El arzobispo Ricardo Blázquez, en su último acto en Medina de Rioseco, antes de ser elegido presidente de la CEE. TRIBUNA

El nuevo presidente de la Conferencia Episcopal Española es considerado en su círculo cercano como una persona sencilla, humilde y discreta.

La elección de Ricardo Blázquez, arzobispo de Valladolid, como presidente de la Conferencia Episcopal Española este miércoles ha llevado a plantear ciertas cuestiones al respecto. ¿Es el más adecuado para el puesto? ¿Qué estilo de vida religiosa y personal practica? ¿Podrá compatibilizar su labor en Valladolid con su nuevo cargo?

 

Desde luego, la elección parece acertada, al menos a ojos de los ochenta obispos que tenían opción de voto para la elección, ya que un total de sesenta, tres de cada cuatro, dieron su conformidad para Blázquez. “Se trata de una persona sencilla, humilde y discreta”, asegura Ángel Cuaresma, periodista cercano al nuevo presidente de la CEE.

 

Y es que parece que Blázquez, efectivamente, es poco amigo del protagonismo y de salir a la palestra. “Está claro que con esta nueva etapa no le quedará otra opción, tendrá encuentros con políticos a nivel nacional y con otras personalidades públicas, pero no es algo que le guste”, sigue Cuaresma.

 

Lógico, dado lo que supone un cargo que no es desconocido para él, después de tres años de andadura entre 2005 y 2008. Bien sabida es en la Santa Sede la capacidad de trabajo de Blázquez, pues Benedicto XVI le encargó parte de la investigación de los Legionarios de Cristo, apenas llegado al arzobispado de Valladolid.

 

A pesar de tratarse de un hombre con mundo –habla italiano, alemán y se defiende bastante bien con el francés y el inglés a raíz de sus múltiples viajes- Ricardo es un hombre al que le gusta vivir de la manera más sencilla y humilde posible.

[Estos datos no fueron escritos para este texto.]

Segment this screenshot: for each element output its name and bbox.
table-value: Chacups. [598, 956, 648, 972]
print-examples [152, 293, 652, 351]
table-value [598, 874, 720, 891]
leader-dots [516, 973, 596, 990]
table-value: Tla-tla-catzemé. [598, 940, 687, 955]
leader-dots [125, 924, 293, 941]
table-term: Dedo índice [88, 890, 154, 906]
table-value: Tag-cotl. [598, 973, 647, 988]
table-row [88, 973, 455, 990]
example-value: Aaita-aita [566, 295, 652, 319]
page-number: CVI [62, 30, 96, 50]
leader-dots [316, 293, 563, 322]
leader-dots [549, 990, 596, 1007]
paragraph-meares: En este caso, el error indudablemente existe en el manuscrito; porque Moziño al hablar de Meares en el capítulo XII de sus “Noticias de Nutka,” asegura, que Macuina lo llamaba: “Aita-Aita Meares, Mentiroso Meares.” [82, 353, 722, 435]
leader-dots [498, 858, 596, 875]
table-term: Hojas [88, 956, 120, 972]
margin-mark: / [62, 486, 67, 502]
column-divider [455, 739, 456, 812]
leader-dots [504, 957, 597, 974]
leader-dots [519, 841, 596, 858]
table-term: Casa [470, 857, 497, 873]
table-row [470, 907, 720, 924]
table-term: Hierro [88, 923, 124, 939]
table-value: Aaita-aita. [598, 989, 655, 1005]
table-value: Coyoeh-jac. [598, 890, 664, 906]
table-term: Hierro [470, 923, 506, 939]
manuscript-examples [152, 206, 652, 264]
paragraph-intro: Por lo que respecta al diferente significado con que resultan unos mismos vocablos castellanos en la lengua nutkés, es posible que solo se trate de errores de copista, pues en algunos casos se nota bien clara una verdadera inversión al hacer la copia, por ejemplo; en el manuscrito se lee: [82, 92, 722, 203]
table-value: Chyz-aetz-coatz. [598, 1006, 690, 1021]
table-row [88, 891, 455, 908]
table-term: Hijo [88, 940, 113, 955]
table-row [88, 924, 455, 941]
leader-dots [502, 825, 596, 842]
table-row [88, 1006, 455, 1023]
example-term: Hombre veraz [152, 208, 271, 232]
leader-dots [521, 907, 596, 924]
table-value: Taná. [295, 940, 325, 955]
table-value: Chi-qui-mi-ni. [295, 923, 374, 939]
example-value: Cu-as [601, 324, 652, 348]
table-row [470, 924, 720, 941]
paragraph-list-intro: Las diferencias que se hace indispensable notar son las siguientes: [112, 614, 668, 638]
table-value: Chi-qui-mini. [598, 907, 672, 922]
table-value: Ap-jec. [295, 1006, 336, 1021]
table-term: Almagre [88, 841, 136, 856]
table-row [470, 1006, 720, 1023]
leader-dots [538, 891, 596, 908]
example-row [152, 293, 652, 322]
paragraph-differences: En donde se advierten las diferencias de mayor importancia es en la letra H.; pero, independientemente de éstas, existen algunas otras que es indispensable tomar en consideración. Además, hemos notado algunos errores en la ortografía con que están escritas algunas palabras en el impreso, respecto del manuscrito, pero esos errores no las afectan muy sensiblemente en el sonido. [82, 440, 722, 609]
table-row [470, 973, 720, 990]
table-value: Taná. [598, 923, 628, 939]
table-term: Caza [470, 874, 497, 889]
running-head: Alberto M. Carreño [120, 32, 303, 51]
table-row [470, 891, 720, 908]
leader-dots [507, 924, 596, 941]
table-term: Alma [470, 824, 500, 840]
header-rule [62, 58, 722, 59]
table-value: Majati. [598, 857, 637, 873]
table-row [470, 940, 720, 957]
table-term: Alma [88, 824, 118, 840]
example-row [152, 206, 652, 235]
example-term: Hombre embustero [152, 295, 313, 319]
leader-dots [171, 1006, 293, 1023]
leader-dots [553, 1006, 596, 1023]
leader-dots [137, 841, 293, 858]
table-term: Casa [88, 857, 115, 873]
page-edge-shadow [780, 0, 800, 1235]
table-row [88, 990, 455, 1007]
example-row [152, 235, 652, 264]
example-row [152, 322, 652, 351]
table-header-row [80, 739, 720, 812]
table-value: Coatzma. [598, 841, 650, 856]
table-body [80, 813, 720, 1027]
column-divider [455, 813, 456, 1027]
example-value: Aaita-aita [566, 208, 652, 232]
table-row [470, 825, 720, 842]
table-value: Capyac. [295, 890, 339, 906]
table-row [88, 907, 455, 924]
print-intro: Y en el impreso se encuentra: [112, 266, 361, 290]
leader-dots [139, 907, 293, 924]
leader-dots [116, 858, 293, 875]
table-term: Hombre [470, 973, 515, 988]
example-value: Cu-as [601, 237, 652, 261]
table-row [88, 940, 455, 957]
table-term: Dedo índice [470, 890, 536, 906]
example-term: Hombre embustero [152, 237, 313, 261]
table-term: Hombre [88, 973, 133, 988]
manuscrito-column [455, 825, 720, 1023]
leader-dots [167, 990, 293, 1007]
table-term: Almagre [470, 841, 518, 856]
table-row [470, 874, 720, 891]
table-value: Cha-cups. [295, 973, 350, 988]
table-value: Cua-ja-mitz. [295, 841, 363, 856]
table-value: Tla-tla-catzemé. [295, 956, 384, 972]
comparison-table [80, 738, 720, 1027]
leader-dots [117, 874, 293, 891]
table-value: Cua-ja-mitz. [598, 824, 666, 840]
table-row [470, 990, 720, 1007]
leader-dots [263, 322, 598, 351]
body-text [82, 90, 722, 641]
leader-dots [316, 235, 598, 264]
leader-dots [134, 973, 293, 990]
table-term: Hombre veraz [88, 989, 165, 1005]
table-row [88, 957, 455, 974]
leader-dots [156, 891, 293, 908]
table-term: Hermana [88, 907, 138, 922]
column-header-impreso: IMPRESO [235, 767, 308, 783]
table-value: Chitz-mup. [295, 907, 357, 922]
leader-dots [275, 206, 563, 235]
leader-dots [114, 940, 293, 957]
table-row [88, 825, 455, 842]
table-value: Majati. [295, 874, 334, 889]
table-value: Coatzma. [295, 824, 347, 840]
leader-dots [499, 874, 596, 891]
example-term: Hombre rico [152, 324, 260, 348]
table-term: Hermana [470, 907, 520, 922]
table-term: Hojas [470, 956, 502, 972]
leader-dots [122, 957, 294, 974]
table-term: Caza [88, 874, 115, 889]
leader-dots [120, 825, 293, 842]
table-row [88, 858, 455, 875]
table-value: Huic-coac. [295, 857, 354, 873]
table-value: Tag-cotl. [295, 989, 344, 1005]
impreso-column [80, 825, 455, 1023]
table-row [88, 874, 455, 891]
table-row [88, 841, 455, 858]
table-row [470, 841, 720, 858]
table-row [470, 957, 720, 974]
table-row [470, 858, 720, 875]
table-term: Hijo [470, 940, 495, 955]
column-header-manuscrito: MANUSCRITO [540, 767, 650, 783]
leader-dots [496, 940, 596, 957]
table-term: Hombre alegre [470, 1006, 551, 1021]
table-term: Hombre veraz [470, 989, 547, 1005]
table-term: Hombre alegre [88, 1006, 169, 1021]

Y como muestra, un botón. No tiene móvil.

 

“Es posible que con el nuevo cargo, ahora sí, tenga que tener uno, pero es una persona que no le gusta estar pendiente del teléfono todo el rato. Algunas personas le han comentado varias veces que consiguiera uno, pero él ha preferido que no fuera así”, sigue explicando Ángel Cuaresma. “Es una muestra más de cómo es él. Por ejemplo, cuando viaja en coche, prefiere viajar en silencio y rezando, cosa que le dice al compañero si va con alguien para rezar juntos”, continúa.

 

Algo que le hace ganarse la simpatía de aquellos allí donde va. Sin ir más lejos, en sus catorce años como arzobispo de Bilbao, entre 1995 y 2010, salió con más luces que sombras de allí después de que muchos tuvieran reticencias a traer un prelado de Ávila, siendo la primera persona en este cargo que se atrevió a pedir la disolución de ETA en el 2007, en un acto público a favor de las víctimas. Hasta entonces, ningún otro arzobispo se había pronunciado al respecto.

 

¿NUEVO ARZOBISPO?

 

Otra de las incógnitas que se planteaban con la elección de Blázquez como presidente de la CEE, era la dificultad de compatibilizar horarios y el trabajo en sus nuevas funciones con el arzobispado de Valladolid. A sus 71 años de edad, él mismo reconoció hace unos días que el posible nombramiento supondría una alta carga y muchas horas, de manera que aparece la posibilidad de buscar un sustituto o alguien que pudiera reducirle la carga como arzobispo, algo que tendrá que decidirse con prontitud.

 

“Es evidente que le restará tiempo en Valladolid”, explica Cuaresma. “Hay una figura que no existe por ahora aquí que es la del arzobispo auxiliar y que se podría crear, pero esto son solo conjeturas por ahora, claro”.

 

Cabe destacar que, pese a lo que muchas personas tienden a pensar, en estas elecciones a presidente de la CEE no se presenta ningún obispo, simplemente salen elegidos y, por tanto, en principio se encuentran en la obligatoriedad de asumir el cargo, siempre dentro de lo razonable.

 

“Personalmente, le veo con fuerzas”, sigue Cuaresma. “Él está muy preparado teológica y lingüísticamente, y además todos los obispos son conscientes de que si Jesús no se bajó de la cruz en su momento, ellos también se encuentran en la obligación moral de no rendirse para estas situaciones”, concluye. Con el misterio del arzobispado de Valladolid flotando en el aire, la cuestión es que Blázquez comienza una nueva etapa.